A: The section you are looking for begins at about page 20398 of the preamble to the final rule (see www.govinfo.gov/content/pkg/FR-2014-04-11/pdf/2013-29579.pdf). On horizontal surfaces, we are required to use either fall-arrest or travel/fall-restricting equipment. The problem with arms is that fall arrest cannot be rigged to limit the fall distance where you can’t anchor at shoulder level. Several utilities have done modeling on tower members and found those lattice towers with single-member knee braces to be problematic as fall-arrest attachment points. The challenge is to meet the expectation of the standard. I’ve seen various methods, like what has been called “first man up” or “first man out.” The first lineworker out on the arm takes a safety line through carabiners attached to the steel with short circle slings clipped. The first lineworker rigging the safety line uses short lanyards and alternately clips to the steel as they go. Workers can use the rope as a safety line or they can all slide out, clipping to the arm steel. If rigging a safety line, workers following use two short lanyards and clip to the safety line, alternating lanyards to cross the clips securing the safety line to the steel. The number of clips holding the safety line and the short lanyards limit the fall arrest distance. The new tie-back adjustable lanyards were made just for this problem.
Some companies are roping back to the tower and walking out on the arm, but that has an inherent problem. The issue with roping back to the tower is that if a man falls from the arm, the pendulum swing back to the tower likely will seriously injure him on impact. Such a scenario would be a problem for OSHA, not to mention the worker.
Q: We have asked for your guidance in the past and are hoping you can answer another question that has come up. The question is, when grounding a bucket or line truck, does the grounding chain need to be pulled completely off the reel of the truck to be made up to a grounding point? Or, can it remain on the reel and you only pull off the amount you will need to make up your ground? I asked our truck vendor directly; their response was, “It is up to the individual companies.”
A: Take the entire chain off.
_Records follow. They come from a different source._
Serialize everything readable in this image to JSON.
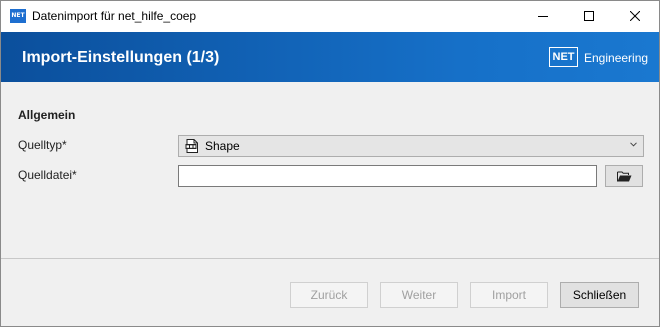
{
  "window": {
    "app_icon_text": "NET",
    "title": "Datenimport für net_hilfe_coep"
  },
  "header": {
    "title": "Import-Einstellungen (1/3)",
    "brand_box": "NET",
    "brand_text": "Engineering",
    "gradient_colors": [
      "#0b4f9c",
      "#1a78d0"
    ]
  },
  "form": {
    "section_title": "Allgemein",
    "source_type": {
      "label": "Quelltyp*",
      "selected": "Shape",
      "icon": "shape-file-icon"
    },
    "source_file": {
      "label": "Quelldatei*",
      "value": "",
      "browse_icon": "folder-open-icon"
    }
  },
  "footer": {
    "back_label": "Zurück",
    "next_label": "Weiter",
    "import_label": "Import",
    "close_label": "Schließen"
  }
}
Do not leave any coils on the reel. The coils in the chain create a high impedance in the chain during a fault and, in the worst-case scenario, will cause an explosion.
Q: Our company recently updated our safety manual and added a rule requiring rubber gloves when using hot sticks at any voltage. Why is or isn’t that a good idea, and what is the justification, if there is any? The safety department said the company was concerned a stick could flash over and that gloves would protect the worker. Linemen say that gloves prevent sensing a stick that is leaking. What is practical, and what do the rules say?
A: Yours are loaded questions that need several explanations. I say that the questions are loaded because the answers are going to disappoint and maybe even embarrass some safety managers. Gloves are not required when using hot sticks. They don’t improve safety when using a hot stick, and not using rubber gloves doesn’t allow a lineworker to sense a stick breakdown.
Let’s start at the beginning. First, there is no rule, industry-accepted best practice or consensus standard that requires, recommends or even suggests that rubber gloves are a good idea when using hot sticks. In fact, as far as consensus standards go, it’s just the opposite. There is a principle of electrical physics that plays a role in the performance of insulating materials. Every reader is probably already aware that an insulating boom leaks current. That’s why we annually test gloving booms and bare-hand booms: to check the integrity and leakage to ensure the insulating boom is doing its job to protect workers. This leakage plays a role in the quality of the insulating material’s performance in the same way primary voltage cable works. Most trained cable splicers have been told to maintain the integrity of the cable design to keep it from treeing or burning through. That’s because the insulation leaks. The design of the cable uses a semi-con shield and a conducting tape, or a uniformly applied concentric shield, to collapse that leaking voltage and safely conduct the very low leakage current to ground. If that shielding is damaged or defective, the voltage leaking through begins to build, eventually building enough stress to burn through the insulation. Insulating booms and hot sticks work the same way. There is a very, very low current leaking across the stick and through the lineworker and the pathway to earth across the boom, structure or platform the lineworker is working from. If you read paragraph 4.10.2 (c) in IEEE 516, “IEEE Guide for Maintenance Methods on Energized Power Lines,” it states: “The live working tool is a very high impedance element, which allows for the voltage gradient to be spread across the stick from the line part to ground. To do this, a very low leakage current must pass through the worker holding the stick to ground. This current should be very low and may not be detected by the worker. For the above reason, it is not recommended that rubber gloves be worn when holding a live working tool on lines operating above the rating of the gloves.” So, wearing rubber gloves can block the current that is a necessary component of the physics of insulating material performance.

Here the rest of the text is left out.